With g flag: matches "BEGINfirstEND" and "BEGINsecondEND"
Capture group 1: "first" and "second"

This is the most common form. .*? matches as little as possible — it stops at the first END it can find.

2. Negated character class — fast

If your delimiters are single characters (like quotes or brackets), use a negated class:

"([^"]*)"            content between double quotes
\[([^\]]*)\]         content between square brackets
\(([^)]*)\)          content between parens (single-level only)

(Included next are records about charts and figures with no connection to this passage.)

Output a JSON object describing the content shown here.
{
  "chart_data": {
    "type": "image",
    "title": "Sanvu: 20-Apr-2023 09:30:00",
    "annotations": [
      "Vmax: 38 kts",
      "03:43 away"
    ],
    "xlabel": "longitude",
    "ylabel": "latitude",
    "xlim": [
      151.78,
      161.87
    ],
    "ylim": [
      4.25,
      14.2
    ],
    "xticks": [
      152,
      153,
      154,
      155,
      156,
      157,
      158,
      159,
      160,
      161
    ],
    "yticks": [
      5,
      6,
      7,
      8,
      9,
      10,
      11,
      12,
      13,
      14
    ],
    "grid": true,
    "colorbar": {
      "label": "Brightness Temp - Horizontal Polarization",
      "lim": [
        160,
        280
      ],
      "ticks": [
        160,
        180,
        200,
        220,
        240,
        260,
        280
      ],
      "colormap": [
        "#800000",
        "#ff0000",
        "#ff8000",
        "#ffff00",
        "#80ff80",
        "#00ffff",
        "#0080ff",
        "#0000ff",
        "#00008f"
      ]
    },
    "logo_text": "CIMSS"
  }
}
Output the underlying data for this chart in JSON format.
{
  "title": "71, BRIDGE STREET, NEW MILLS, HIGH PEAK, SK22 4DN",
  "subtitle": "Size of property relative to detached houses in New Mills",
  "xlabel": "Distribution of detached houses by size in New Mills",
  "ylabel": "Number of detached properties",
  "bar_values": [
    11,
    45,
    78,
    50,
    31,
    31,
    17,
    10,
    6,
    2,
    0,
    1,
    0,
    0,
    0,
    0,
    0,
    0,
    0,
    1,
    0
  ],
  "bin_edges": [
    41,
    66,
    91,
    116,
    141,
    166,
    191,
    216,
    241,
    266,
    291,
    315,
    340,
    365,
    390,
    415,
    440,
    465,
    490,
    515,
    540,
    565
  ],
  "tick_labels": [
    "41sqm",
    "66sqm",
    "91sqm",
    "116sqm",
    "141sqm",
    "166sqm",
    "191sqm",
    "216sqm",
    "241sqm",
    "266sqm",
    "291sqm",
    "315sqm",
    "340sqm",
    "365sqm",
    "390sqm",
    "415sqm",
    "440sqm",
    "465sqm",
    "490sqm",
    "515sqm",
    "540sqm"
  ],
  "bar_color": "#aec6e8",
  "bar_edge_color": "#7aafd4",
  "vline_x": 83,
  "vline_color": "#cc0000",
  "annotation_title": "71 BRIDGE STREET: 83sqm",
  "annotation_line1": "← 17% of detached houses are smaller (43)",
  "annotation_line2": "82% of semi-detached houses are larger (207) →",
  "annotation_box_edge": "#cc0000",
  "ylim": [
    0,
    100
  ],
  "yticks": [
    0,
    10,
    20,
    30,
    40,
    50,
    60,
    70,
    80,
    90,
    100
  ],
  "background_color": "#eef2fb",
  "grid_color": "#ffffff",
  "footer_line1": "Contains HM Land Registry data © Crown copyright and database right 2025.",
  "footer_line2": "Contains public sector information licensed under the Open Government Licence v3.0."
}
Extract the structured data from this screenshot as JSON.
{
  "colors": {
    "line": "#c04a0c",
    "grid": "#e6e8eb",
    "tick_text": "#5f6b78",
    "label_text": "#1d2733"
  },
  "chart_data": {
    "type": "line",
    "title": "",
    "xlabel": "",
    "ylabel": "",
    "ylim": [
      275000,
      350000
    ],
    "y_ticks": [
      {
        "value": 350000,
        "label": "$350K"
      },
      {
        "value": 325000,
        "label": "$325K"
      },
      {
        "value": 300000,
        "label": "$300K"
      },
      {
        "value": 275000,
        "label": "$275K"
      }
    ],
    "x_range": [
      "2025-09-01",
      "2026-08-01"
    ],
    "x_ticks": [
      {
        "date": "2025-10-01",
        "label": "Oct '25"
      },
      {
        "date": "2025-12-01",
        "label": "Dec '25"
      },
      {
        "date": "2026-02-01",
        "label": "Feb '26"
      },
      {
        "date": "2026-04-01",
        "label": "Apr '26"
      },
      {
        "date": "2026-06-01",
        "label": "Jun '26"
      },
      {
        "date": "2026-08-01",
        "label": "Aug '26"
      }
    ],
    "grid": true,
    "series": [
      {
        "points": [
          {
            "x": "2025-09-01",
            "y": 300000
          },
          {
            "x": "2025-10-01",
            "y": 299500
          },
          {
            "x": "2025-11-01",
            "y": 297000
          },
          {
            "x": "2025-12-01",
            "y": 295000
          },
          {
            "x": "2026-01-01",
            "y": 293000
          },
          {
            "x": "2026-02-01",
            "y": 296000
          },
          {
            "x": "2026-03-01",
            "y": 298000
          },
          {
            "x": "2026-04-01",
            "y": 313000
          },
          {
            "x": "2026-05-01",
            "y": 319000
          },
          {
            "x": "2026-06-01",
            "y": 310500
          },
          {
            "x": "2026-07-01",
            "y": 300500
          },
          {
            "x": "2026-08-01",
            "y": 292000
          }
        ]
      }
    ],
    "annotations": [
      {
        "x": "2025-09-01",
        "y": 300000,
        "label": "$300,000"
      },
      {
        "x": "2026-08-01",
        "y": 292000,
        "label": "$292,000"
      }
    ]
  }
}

This is significantly faster than lazy .*? because the engine never has to back off — it consumes characters that definitely belong in the match.

3. Lookarounds — clean output

If you want just the inner text without including the delimiters in the match itself:

Pattern: (?<=START).*?(?=END)
Result:  matches just the middle text, no capture group needed

The lookbehind and lookahead don't consume the delimiters. The match itself is just the inside.

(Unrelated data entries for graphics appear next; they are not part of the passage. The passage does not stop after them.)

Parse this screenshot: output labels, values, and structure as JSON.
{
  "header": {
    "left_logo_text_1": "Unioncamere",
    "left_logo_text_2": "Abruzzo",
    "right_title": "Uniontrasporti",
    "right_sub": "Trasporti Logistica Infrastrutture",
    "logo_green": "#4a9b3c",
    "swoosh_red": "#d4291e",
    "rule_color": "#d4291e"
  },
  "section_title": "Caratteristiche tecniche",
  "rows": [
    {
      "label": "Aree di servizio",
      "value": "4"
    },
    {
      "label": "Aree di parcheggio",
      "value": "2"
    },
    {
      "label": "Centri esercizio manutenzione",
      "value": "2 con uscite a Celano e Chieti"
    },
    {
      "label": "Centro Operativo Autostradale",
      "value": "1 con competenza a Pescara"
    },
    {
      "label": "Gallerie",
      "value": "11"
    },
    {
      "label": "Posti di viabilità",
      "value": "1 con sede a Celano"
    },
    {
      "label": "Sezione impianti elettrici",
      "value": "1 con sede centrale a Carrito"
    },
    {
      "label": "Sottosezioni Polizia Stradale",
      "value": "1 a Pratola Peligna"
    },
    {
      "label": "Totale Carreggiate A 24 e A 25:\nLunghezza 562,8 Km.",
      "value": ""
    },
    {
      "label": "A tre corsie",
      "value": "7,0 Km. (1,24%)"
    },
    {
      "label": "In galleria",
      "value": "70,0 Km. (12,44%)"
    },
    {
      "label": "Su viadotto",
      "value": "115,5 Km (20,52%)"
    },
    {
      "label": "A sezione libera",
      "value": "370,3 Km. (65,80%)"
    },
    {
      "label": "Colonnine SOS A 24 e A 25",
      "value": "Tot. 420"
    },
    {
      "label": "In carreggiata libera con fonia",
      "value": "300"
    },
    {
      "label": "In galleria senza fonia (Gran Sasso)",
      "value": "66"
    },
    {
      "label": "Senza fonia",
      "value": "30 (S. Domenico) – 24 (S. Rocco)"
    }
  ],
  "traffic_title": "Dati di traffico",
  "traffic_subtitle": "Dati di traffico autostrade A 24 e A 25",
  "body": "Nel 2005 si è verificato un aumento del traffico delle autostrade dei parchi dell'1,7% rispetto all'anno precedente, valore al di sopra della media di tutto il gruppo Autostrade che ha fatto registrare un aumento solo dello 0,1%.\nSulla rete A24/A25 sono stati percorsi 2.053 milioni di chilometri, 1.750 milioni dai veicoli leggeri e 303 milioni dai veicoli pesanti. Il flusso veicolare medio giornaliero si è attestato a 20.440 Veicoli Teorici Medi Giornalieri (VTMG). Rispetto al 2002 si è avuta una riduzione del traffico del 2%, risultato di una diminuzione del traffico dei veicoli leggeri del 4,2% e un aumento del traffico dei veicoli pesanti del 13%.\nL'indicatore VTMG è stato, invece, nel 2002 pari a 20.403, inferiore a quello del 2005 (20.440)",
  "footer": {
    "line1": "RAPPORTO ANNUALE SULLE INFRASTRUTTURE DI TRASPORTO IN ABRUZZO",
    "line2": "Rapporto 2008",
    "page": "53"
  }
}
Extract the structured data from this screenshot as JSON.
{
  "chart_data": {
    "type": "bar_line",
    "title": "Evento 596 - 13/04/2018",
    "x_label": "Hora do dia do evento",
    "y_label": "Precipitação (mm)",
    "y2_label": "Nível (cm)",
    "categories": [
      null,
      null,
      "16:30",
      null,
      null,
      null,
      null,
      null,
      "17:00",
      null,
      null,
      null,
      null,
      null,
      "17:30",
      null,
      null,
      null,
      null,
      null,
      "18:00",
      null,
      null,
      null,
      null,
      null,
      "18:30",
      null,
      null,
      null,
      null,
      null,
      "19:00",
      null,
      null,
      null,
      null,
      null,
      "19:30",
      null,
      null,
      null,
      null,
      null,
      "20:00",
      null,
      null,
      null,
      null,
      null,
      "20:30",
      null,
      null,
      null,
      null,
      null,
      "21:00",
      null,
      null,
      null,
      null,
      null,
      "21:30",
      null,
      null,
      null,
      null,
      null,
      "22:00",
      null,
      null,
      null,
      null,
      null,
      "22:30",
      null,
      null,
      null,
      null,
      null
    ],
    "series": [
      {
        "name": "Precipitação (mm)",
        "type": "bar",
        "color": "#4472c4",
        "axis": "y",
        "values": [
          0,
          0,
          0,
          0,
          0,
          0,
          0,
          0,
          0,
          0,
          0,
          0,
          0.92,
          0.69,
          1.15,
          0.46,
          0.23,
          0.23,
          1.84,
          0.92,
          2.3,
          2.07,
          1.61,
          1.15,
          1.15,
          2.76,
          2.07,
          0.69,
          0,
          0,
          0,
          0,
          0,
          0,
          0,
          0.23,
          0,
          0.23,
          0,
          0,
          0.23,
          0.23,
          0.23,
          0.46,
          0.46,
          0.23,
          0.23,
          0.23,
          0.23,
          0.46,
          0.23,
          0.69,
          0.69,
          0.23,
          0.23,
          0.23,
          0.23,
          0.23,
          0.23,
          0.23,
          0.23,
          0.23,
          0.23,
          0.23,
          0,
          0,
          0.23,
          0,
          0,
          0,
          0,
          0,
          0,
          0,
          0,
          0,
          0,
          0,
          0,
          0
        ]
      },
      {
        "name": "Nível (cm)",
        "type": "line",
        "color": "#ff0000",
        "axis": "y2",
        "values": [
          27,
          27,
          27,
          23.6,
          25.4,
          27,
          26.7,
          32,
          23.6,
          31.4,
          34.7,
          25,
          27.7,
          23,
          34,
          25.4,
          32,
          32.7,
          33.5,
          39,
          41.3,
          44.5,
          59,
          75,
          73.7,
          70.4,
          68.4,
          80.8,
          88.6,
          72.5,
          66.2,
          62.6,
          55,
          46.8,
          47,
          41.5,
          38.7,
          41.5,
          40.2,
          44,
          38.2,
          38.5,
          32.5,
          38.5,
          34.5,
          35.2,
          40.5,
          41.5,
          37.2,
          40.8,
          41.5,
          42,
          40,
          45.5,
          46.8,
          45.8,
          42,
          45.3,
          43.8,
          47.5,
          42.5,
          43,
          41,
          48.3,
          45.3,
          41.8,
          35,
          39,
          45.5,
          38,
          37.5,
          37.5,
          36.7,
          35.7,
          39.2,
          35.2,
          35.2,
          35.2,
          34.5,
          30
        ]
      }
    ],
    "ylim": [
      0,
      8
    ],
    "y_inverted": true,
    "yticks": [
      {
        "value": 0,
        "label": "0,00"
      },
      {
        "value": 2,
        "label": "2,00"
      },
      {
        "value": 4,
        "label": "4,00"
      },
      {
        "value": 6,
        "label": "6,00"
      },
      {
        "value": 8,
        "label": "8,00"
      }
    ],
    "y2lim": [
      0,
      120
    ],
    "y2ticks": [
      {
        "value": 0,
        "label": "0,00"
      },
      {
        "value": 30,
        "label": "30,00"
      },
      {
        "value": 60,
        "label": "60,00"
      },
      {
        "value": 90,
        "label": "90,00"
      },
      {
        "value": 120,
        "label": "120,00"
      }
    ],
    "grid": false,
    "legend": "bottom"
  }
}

When the delimiter is multi-character

For multi-character delimiters like :

Lazy:        <!--(.*?)-->
Negated:     <!--((?:[^-]|-(?!-))*)-->     (much harder to read)

The negated-class approach gets complex with multi-char delimiters. Stick with the lazy quantifier unless you specifically need ReDoS resistance.

Multiline content

By default, . doesn't match newlines. If your content spans lines, enable the dotall flag:

JavaScript: /START(.*?)END/s (ES2018+)
Python: re.compile(r"START(.*?)END", re.DOTALL)
PCRE: /s modifier

Or use [\s\S] instead of . — that works without any flag:

START([\s\S]*?)END     works across newlines without flags

JavaScript example

const text = "[apple][banana][cherry]";
const matches = [...text.matchAll(/\[([^\]]+)\]/g)].map(m => m[1]);
// ["apple", "banana", "cherry"]

Python example

import re
text = "[apple][banana][cherry]"
matches = re.findall(r"\[([^\]]+)\]", text)
# ["apple", "banana", "cherry"]

Common mistakes

Forgetting to make it lazy

Pattern: BEGIN(.*)END
Input:   "BEGINfirstENDmiddleBEGINsecondEND"
Match:   the WHOLE thing — captures "firstENDmiddleBEGINsecond"

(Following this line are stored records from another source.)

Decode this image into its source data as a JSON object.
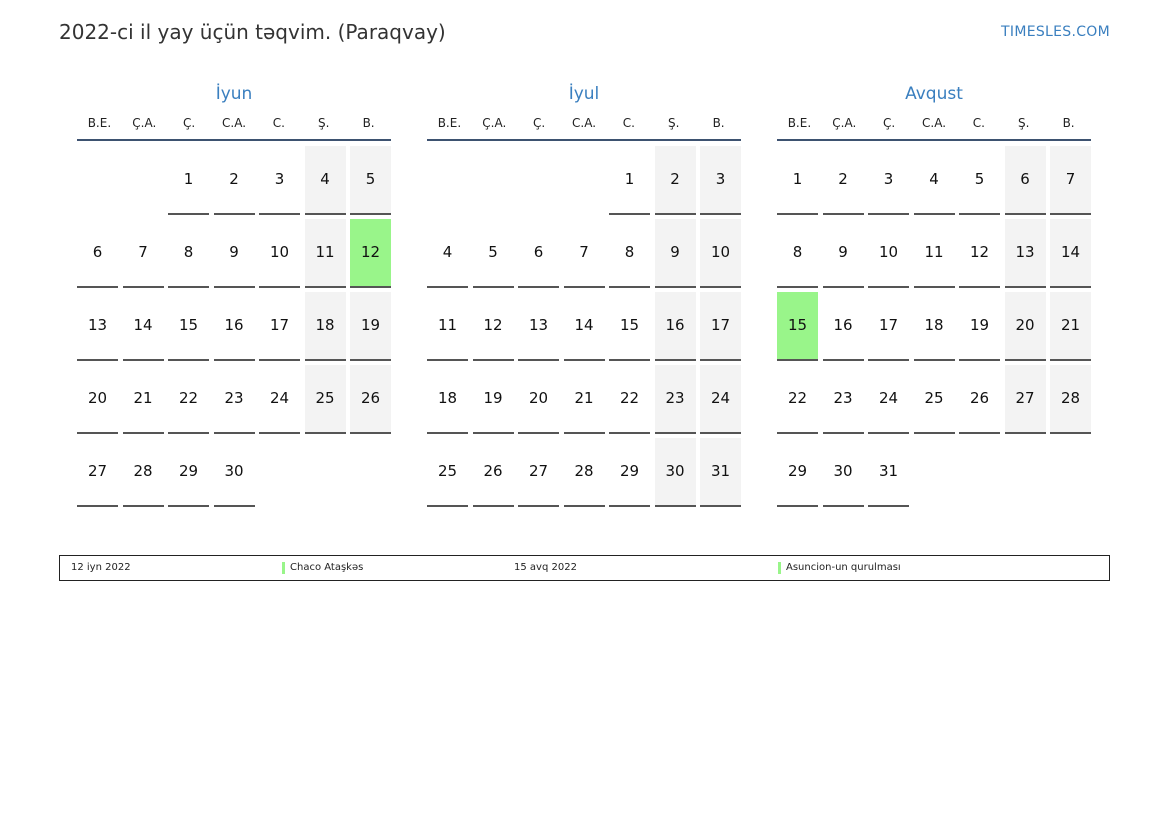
{
  "header": {
    "title": "2022-ci il yay üçün təqvim. (Paraqvay)",
    "site": "TIMESLES.COM"
  },
  "weekdays": [
    "B.E.",
    "Ç.A.",
    "Ç.",
    "C.A.",
    "C.",
    "Ş.",
    "B."
  ],
  "months": [
    {
      "name": "İyun",
      "weeks": [
        [
          "",
          "",
          "1",
          "2",
          "3",
          "4",
          "5"
        ],
        [
          "6",
          "7",
          "8",
          "9",
          "10",
          "11",
          "12"
        ],
        [
          "13",
          "14",
          "15",
          "16",
          "17",
          "18",
          "19"
        ],
        [
          "20",
          "21",
          "22",
          "23",
          "24",
          "25",
          "26"
        ],
        [
          "27",
          "28",
          "29",
          "30",
          "",
          "",
          ""
        ]
      ],
      "holidays": [
        "12"
      ]
    },
    {
      "name": "İyul",
      "weeks": [
        [
          "",
          "",
          "",
          "",
          "1",
          "2",
          "3"
        ],
        [
          "4",
          "5",
          "6",
          "7",
          "8",
          "9",
          "10"
        ],
        [
          "11",
          "12",
          "13",
          "14",
          "15",
          "16",
          "17"
        ],
        [
          "18",
          "19",
          "20",
          "21",
          "22",
          "23",
          "24"
        ],
        [
          "25",
          "26",
          "27",
          "28",
          "29",
          "30",
          "31"
        ]
      ],
      "holidays": []
    },
    {
      "name": "Avqust",
      "weeks": [
        [
          "1",
          "2",
          "3",
          "4",
          "5",
          "6",
          "7"
        ],
        [
          "8",
          "9",
          "10",
          "11",
          "12",
          "13",
          "14"
        ],
        [
          "15",
          "16",
          "17",
          "18",
          "19",
          "20",
          "21"
        ],
        [
          "22",
          "23",
          "24",
          "25",
          "26",
          "27",
          "28"
        ],
        [
          "29",
          "30",
          "31",
          "",
          "",
          "",
          ""
        ]
      ],
      "holidays": [
        "15"
      ]
    }
  ],
  "colors": {
    "accent": "#3a7fbf",
    "holiday": "#99f58a",
    "weekend": "#f3f3f3"
  },
  "legend": [
    {
      "date": "12 iyn 2022",
      "name": "Chaco Ataşkəs"
    },
    {
      "date": "15 avq 2022",
      "name": "Asuncion-un qurulması"
    }
  ]
}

Greedy .* grabs everything to the last END. Use lazy .*? instead.

Not handling nested delimiters

Regex can't handle balanced nesting in general. \(.*?\) on input (a(b)c) matches (a(b), not (a(b)c). For nested structures, you need a parser, not a regex.

The takeaway

Use the lazy quantifier for readability. Use the negated character class for single-character delimiters when performance matters. Use lookarounds when you want the middle text without delimiters in the match.

For nested or recursive structures, regex isn't the right tool — switch to a parser.